Ebay Gerade wollte ich die vielen Bücher in einen Plastiksack einpacken, da lief mir der nichtjüdische Hausmeister entgegen. Er guckte mich seltsam an. Ich murmelte etwas von Studium alter Bücher und fragte ihn, ob er noch eine Tüte hätte. Die beiden Tüten waren schnell voll. Ich dachte an Ferien mit der Familie. Können wir uns sonst nur jedes zweite Jahr leisten. Jetzt aber …!
Da hielt ich ein kleines Büchlein in der Hand. Es kam mir bekannt vor. Es war das Tischgebet-Büchlein, das bei meiner Hochzeit verteilt wurde! Und jetzt liegt es da, um begraben zu werden. So eine Unverschämtheit! Ich guckte, ob vielleicht noch der Name des früheren Besitzers drinstand. Leider nicht.

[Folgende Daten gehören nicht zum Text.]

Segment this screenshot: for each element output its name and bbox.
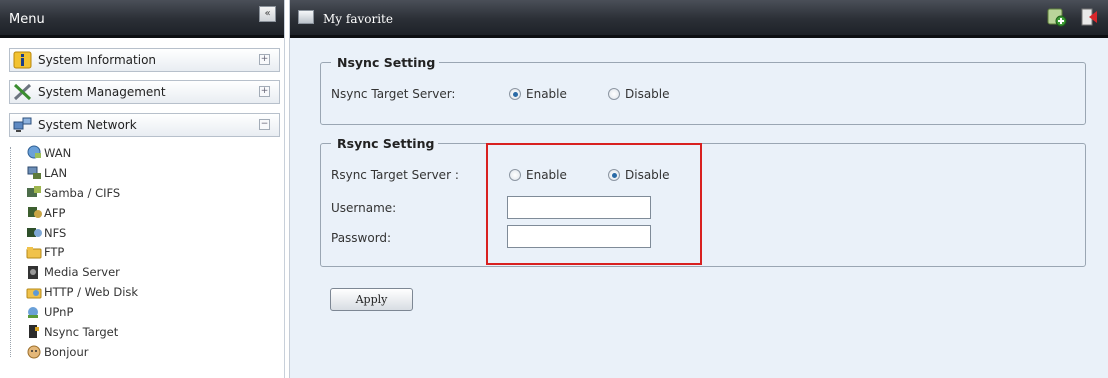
tree-item-wan[interactable]: WAN [26, 143, 266, 163]
nsync-icon [29, 325, 39, 339]
highlight-annotation-box [486, 143, 702, 265]
tree-item-ftp[interactable]: FTP [26, 242, 266, 262]
add-favorite-icon[interactable] [1047, 7, 1067, 27]
tree-item-label: Media Server [44, 265, 120, 280]
tree-item-afp[interactable]: AFP [26, 203, 266, 223]
info-icon [13, 51, 32, 69]
ftp-icon [26, 246, 42, 259]
nsync-server-label: Nsync Target Server: [331, 87, 456, 101]
favorite-window-icon [298, 10, 314, 24]
menu-header: Menu « [0, 0, 284, 38]
tree-item-upnp[interactable]: UPnP [26, 302, 266, 322]
tree-item-bonjour[interactable]: Bonjour [26, 342, 266, 362]
rsync-setting-group: Rsync Setting [320, 136, 1086, 267]
expand-toggle[interactable]: + [259, 54, 270, 65]
password-label: Password: [331, 231, 392, 245]
category-system-network[interactable]: System Network − [9, 113, 280, 137]
category-system-management[interactable]: System Management + [9, 80, 280, 104]
tree-item-label: Samba / CIFS [44, 185, 121, 200]
bonjour-icon [27, 345, 41, 359]
nfs-icon [27, 228, 42, 237]
tree-item-label: LAN [44, 165, 68, 180]
tree-item-label: AFP [44, 205, 66, 220]
rsync-server-label: Rsync Target Server : [331, 168, 459, 182]
category-label: System Management [38, 85, 166, 99]
nsync-disable-radio[interactable]: Disable [608, 87, 670, 101]
category-system-information[interactable]: System Information + [9, 48, 280, 72]
tree-connector-line [10, 147, 11, 357]
upnp-icon [28, 306, 38, 318]
tree-item-label: Nsync Target [44, 324, 119, 339]
tree-item-samba[interactable]: Samba / CIFS [26, 183, 266, 203]
category-label: System Information [38, 53, 157, 67]
expand-toggle[interactable]: + [259, 86, 270, 97]
media-server-icon [28, 265, 38, 279]
tree-item-label: NFS [44, 225, 67, 240]
main-header: My favorite [290, 0, 1108, 38]
tree-item-nfs[interactable]: NFS [26, 223, 266, 243]
samba-icon [27, 186, 41, 198]
tree-item-label: UPnP [44, 305, 74, 320]
collapse-toggle[interactable]: − [259, 119, 270, 130]
radio-label: Enable [526, 87, 567, 101]
network-tree: WAN LAN Samba / CIFS AFP NFS FTP Media S… [26, 143, 266, 362]
http-icon [26, 288, 42, 299]
tree-item-lan[interactable]: LAN [26, 163, 266, 183]
tree-item-label: WAN [44, 145, 72, 160]
tree-item-media-server[interactable]: Media Server [26, 262, 266, 282]
wan-icon [27, 145, 41, 159]
tree-item-label: HTTP / Web Disk [44, 285, 139, 300]
radio-dot [608, 88, 620, 100]
radio-dot-selected [509, 88, 521, 100]
tree-item-http-web-disk[interactable]: HTTP / Web Disk [26, 282, 266, 302]
menu-panel: Menu « System Information + System Manag… [0, 0, 285, 378]
category-label: System Network [38, 118, 137, 132]
nsync-setting-legend: Nsync Setting [337, 55, 436, 70]
logout-icon[interactable] [1080, 7, 1100, 27]
network-icon [13, 117, 32, 132]
rsync-setting-legend: Rsync Setting [337, 136, 435, 151]
tools-icon [13, 83, 32, 101]
tree-item-nsync-target[interactable]: Nsync Target [26, 322, 266, 342]
tree-item-label: FTP [44, 245, 65, 260]
nsync-enable-radio[interactable]: Enable [509, 87, 567, 101]
tree-item-label: Bonjour [44, 344, 89, 359]
collapse-menu-button[interactable]: « [259, 6, 276, 22]
page-title: My favorite [323, 12, 393, 26]
radio-label: Disable [625, 87, 670, 101]
afp-icon [28, 207, 42, 219]
username-label: Username: [331, 201, 397, 215]
lan-icon [27, 166, 41, 180]
menu-title: Menu [9, 12, 45, 27]
apply-button[interactable]: Apply [330, 288, 413, 311]
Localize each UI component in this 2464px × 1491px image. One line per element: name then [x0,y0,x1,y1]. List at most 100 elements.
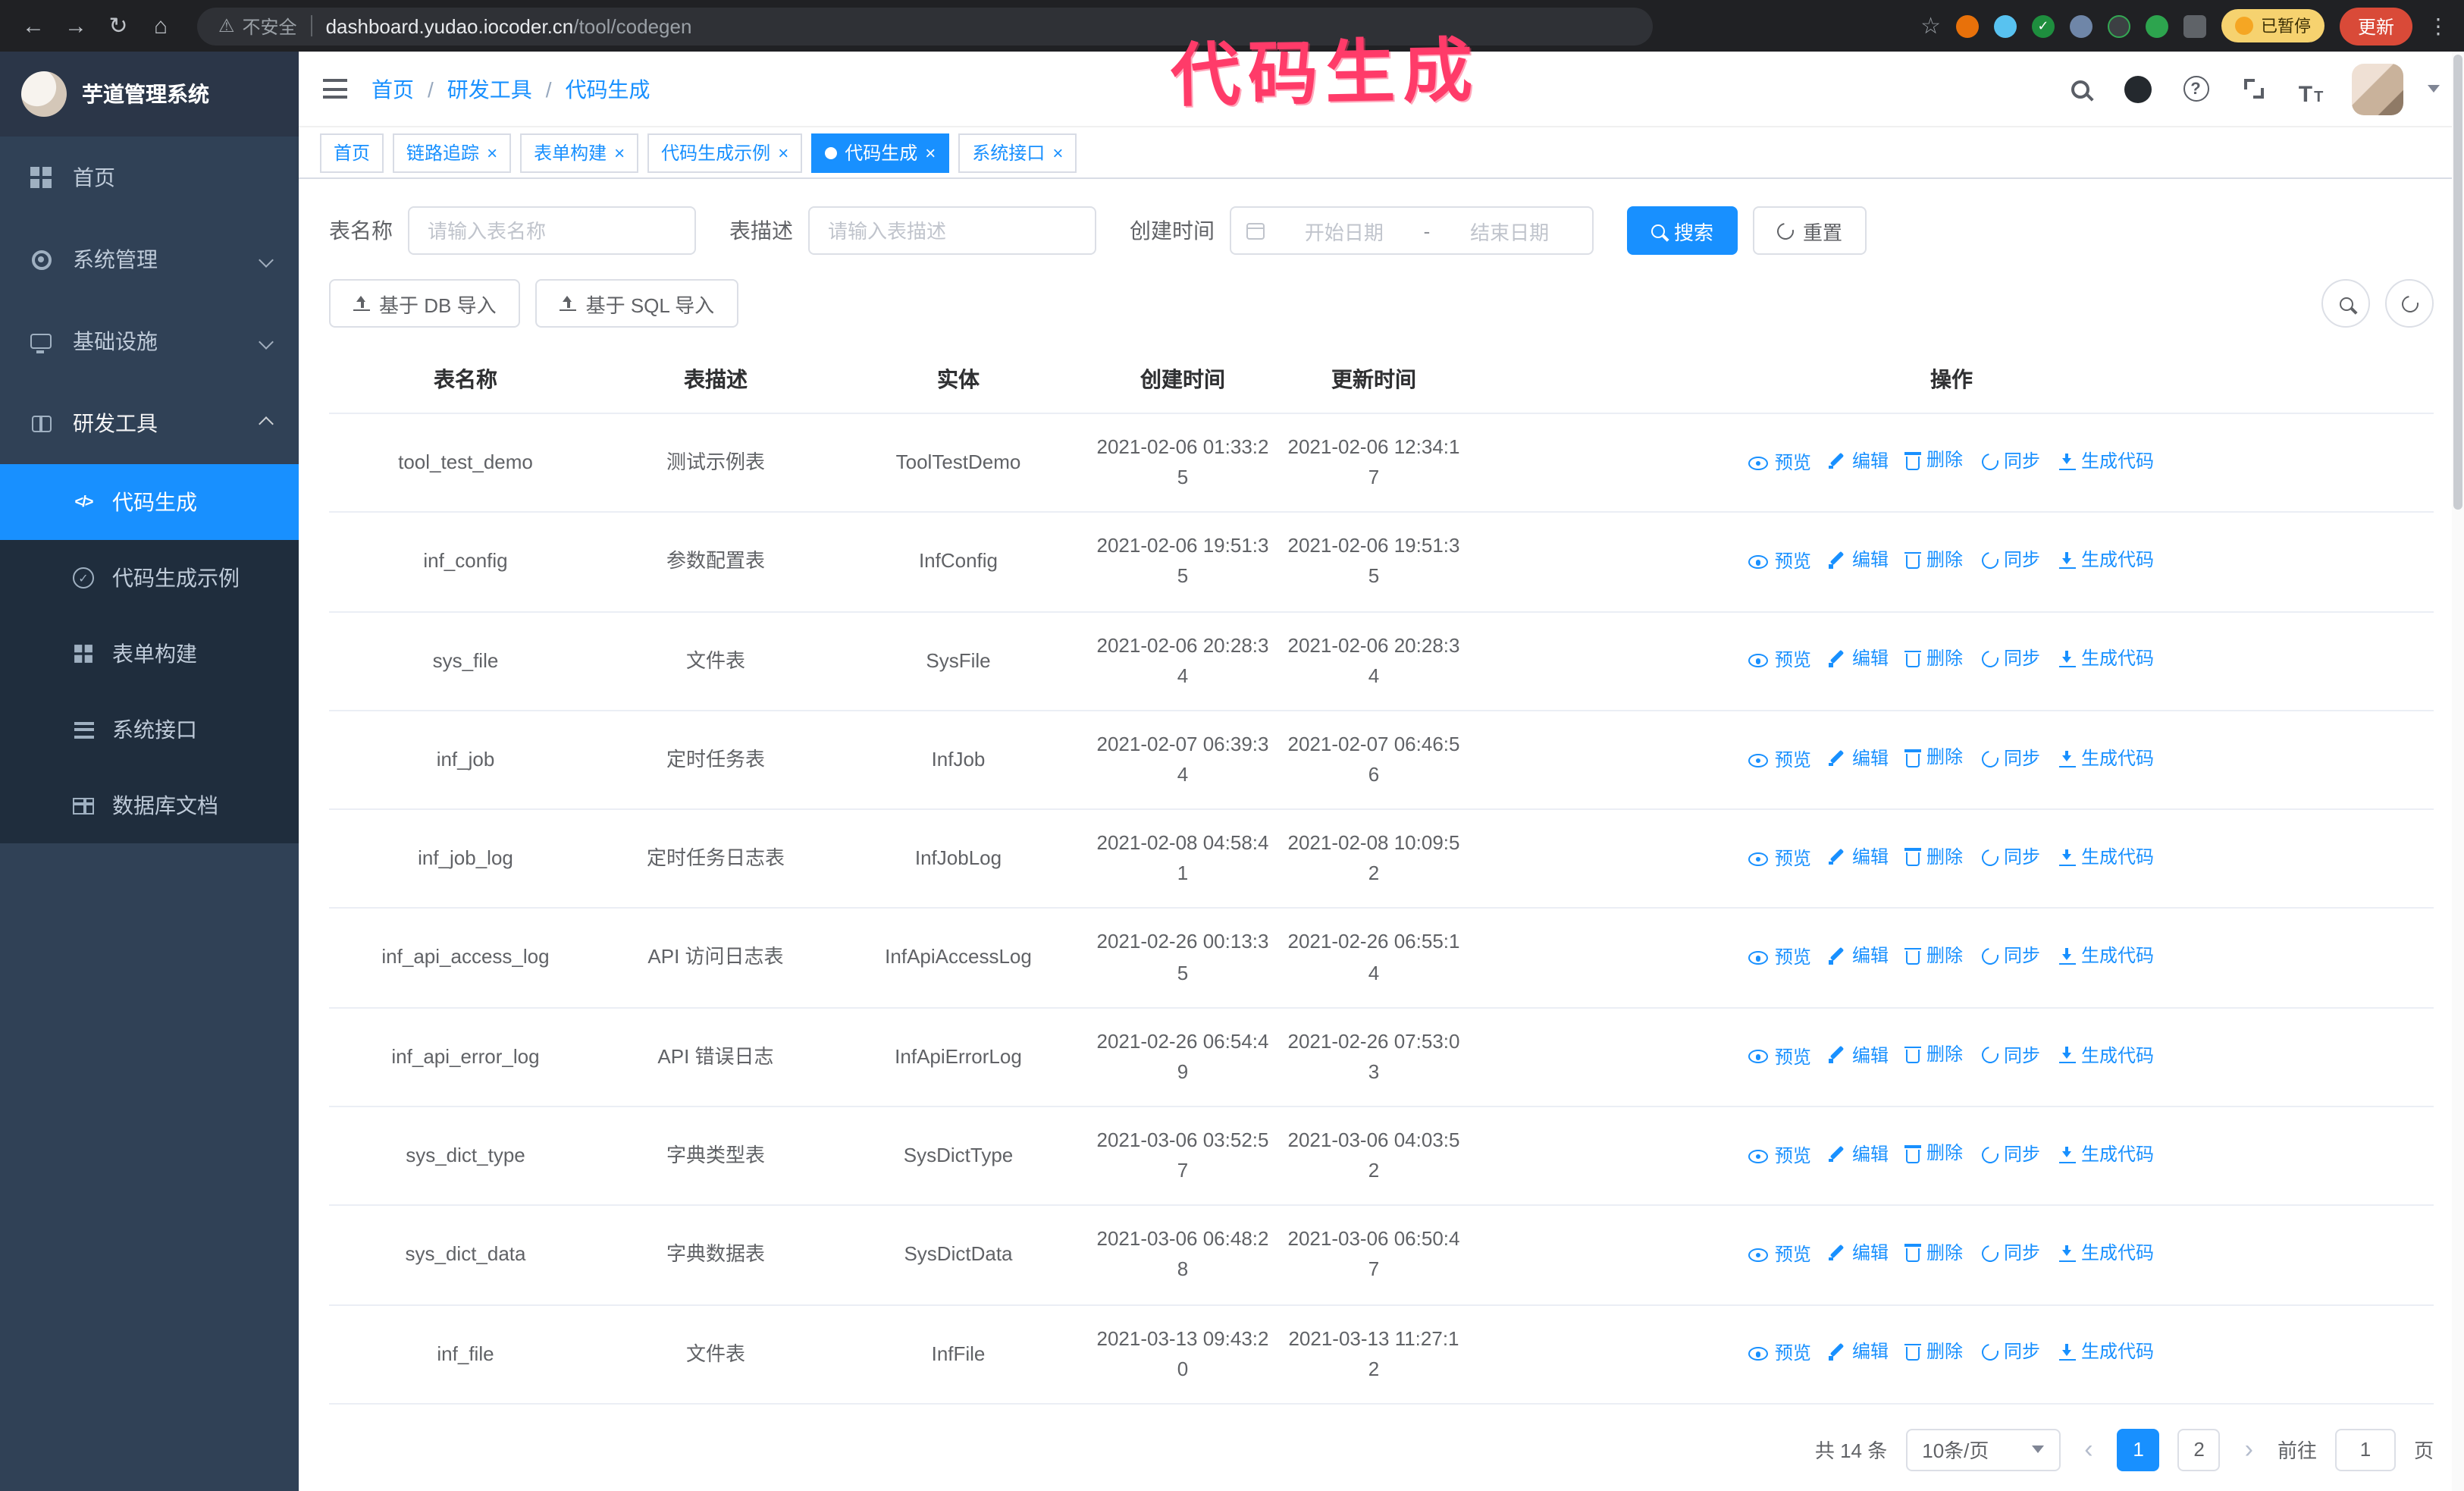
insecure-warning[interactable]: ⚠ 不安全 [218,13,297,39]
preview-link[interactable]: 预览 [1748,449,1811,477]
extension-icon[interactable]: ✓ [2031,14,2055,37]
url-text[interactable]: dashboard.yudao.iocoder.cn/tool/codegen [326,14,692,37]
end-date-input[interactable]: 结束日期 [1442,216,1577,245]
sidebar-item-db-doc[interactable]: 数据库文档 [0,767,299,843]
font-size-icon[interactable]: TT [2294,72,2328,105]
preview-link[interactable]: 预览 [1748,548,1811,576]
collapse-sidebar-icon[interactable] [323,79,347,99]
edit-link[interactable]: 编辑 [1829,645,1889,673]
close-icon[interactable]: × [614,143,625,162]
extension-icon[interactable] [1955,14,1979,37]
page-size-select[interactable]: 10条/页 [1905,1428,2061,1471]
date-range-picker[interactable]: 开始日期 - 结束日期 [1230,206,1594,255]
search-icon[interactable] [2064,72,2097,105]
chevron-down-icon[interactable] [2428,85,2440,93]
forward-icon[interactable]: → [58,8,94,44]
prev-page-button[interactable]: ‹ [2078,1437,2099,1463]
preview-link[interactable]: 预览 [1748,1241,1811,1269]
tab-codegen[interactable]: 代码生成 × [811,133,950,172]
scrollbar[interactable] [2452,52,2464,1491]
close-icon[interactable]: × [778,143,788,162]
edit-link[interactable]: 编辑 [1829,546,1889,574]
avatar[interactable] [2352,63,2403,115]
page-number-2[interactable]: 2 [2177,1428,2221,1471]
goto-page-input[interactable] [2334,1428,2396,1471]
fullscreen-icon[interactable] [2237,72,2270,105]
preview-link[interactable]: 预览 [1748,746,1811,774]
edit-link[interactable]: 编辑 [1829,843,1889,871]
paused-badge[interactable]: 已暂停 [2221,9,2324,42]
puzzle-icon[interactable] [2183,14,2206,37]
start-date-input[interactable]: 开始日期 [1277,216,1412,245]
help-icon[interactable]: ? [2179,72,2212,105]
tab-codegen-example[interactable]: 代码生成示例 × [647,133,803,172]
breadcrumb-item[interactable]: 首页 [371,74,414,104]
edit-link[interactable]: 编辑 [1829,447,1889,476]
sidebar-item-system-api[interactable]: 系统接口 [0,692,299,767]
sidebar-item-infrastructure[interactable]: 基础设施 [0,300,299,382]
close-icon[interactable]: × [487,143,497,162]
close-icon[interactable]: × [925,143,936,162]
sidebar-item-dev-tools[interactable]: 研发工具 [0,382,299,464]
sidebar-item-codegen-example[interactable]: ✓ 代码生成示例 [0,540,299,616]
generate-code-link[interactable]: 生成代码 [2058,1041,2154,1069]
edit-link[interactable]: 编辑 [1829,1239,1889,1267]
reload-icon[interactable]: ↻ [100,8,136,44]
sync-link[interactable]: 同步 [1977,447,2040,476]
preview-link[interactable]: 预览 [1748,845,1811,873]
generate-code-link[interactable]: 生成代码 [2058,1339,2154,1367]
sync-link[interactable]: 同步 [1977,546,2040,574]
preview-link[interactable]: 预览 [1748,647,1811,675]
sync-link[interactable]: 同步 [1977,1041,2040,1069]
tab-system-api[interactable]: 系统接口 × [958,133,1077,172]
sync-link[interactable]: 同步 [1977,943,2040,971]
tab-form-builder[interactable]: 表单构建 × [520,133,639,172]
sync-link[interactable]: 同步 [1977,1239,2040,1267]
browser-menu-icon[interactable]: ⋮ [2428,13,2449,39]
generate-code-link[interactable]: 生成代码 [2058,745,2154,773]
back-icon[interactable]: ← [15,8,52,44]
edit-link[interactable]: 编辑 [1829,745,1889,773]
home-icon[interactable]: ⌂ [143,8,179,44]
preview-link[interactable]: 预览 [1748,944,1811,972]
edit-link[interactable]: 编辑 [1829,943,1889,971]
extension-icon[interactable] [2107,14,2130,37]
preview-link[interactable]: 预览 [1748,1340,1811,1368]
sql-import-button[interactable]: 基于 SQL 导入 [535,279,739,328]
generate-code-link[interactable]: 生成代码 [2058,843,2154,871]
generate-code-link[interactable]: 生成代码 [2058,1141,2154,1169]
toggle-search-button[interactable] [2321,279,2370,328]
sync-link[interactable]: 同步 [1977,1141,2040,1169]
github-icon[interactable] [2121,72,2155,105]
delete-link[interactable]: 删除 [1904,942,1963,970]
breadcrumb-item[interactable]: 研发工具 [447,74,532,104]
close-icon[interactable]: × [1052,143,1063,162]
table-name-input[interactable] [408,206,696,255]
tab-home[interactable]: 首页 [320,133,384,172]
delete-link[interactable]: 删除 [1904,1140,1963,1168]
table-desc-input[interactable] [808,206,1096,255]
bookmark-star-icon[interactable]: ☆ [1920,12,1941,39]
sync-link[interactable]: 同步 [1977,645,2040,673]
preview-link[interactable]: 预览 [1748,1142,1811,1170]
tab-trace[interactable]: 链路追踪 × [393,133,512,172]
reset-button[interactable]: 重置 [1753,206,1867,255]
delete-link[interactable]: 删除 [1904,1338,1963,1366]
generate-code-link[interactable]: 生成代码 [2058,1239,2154,1267]
generate-code-link[interactable]: 生成代码 [2058,943,2154,971]
edit-link[interactable]: 编辑 [1829,1339,1889,1367]
sync-link[interactable]: 同步 [1977,745,2040,773]
sync-link[interactable]: 同步 [1977,843,2040,871]
delete-link[interactable]: 删除 [1904,843,1963,871]
next-page-button[interactable]: › [2239,1437,2259,1463]
generate-code-link[interactable]: 生成代码 [2058,546,2154,574]
sidebar-item-home[interactable]: 首页 [0,137,299,218]
page-number-1[interactable]: 1 [2117,1428,2160,1471]
edit-link[interactable]: 编辑 [1829,1041,1889,1069]
app-logo-row[interactable]: 芋道管理系统 [0,52,299,137]
sidebar-item-form-builder[interactable]: 表单构建 [0,616,299,692]
extension-icon[interactable] [2145,14,2168,37]
delete-link[interactable]: 删除 [1904,447,1963,475]
generate-code-link[interactable]: 生成代码 [2058,645,2154,673]
edit-link[interactable]: 编辑 [1829,1141,1889,1169]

Ich schaute mir das Buch an und hatte plötzlich keine Lust mehr, Ebay-Powerseller zu werden. Ich warf alle Bücher wieder in den Schlund und ging nach oben um zu beten. Und die Moral von der Geschicht? Schreiben Sie keine Bücher, auch keine jüdischen. Die landen früher oder später im Abfall oder auf dem jüdischen Friedhof.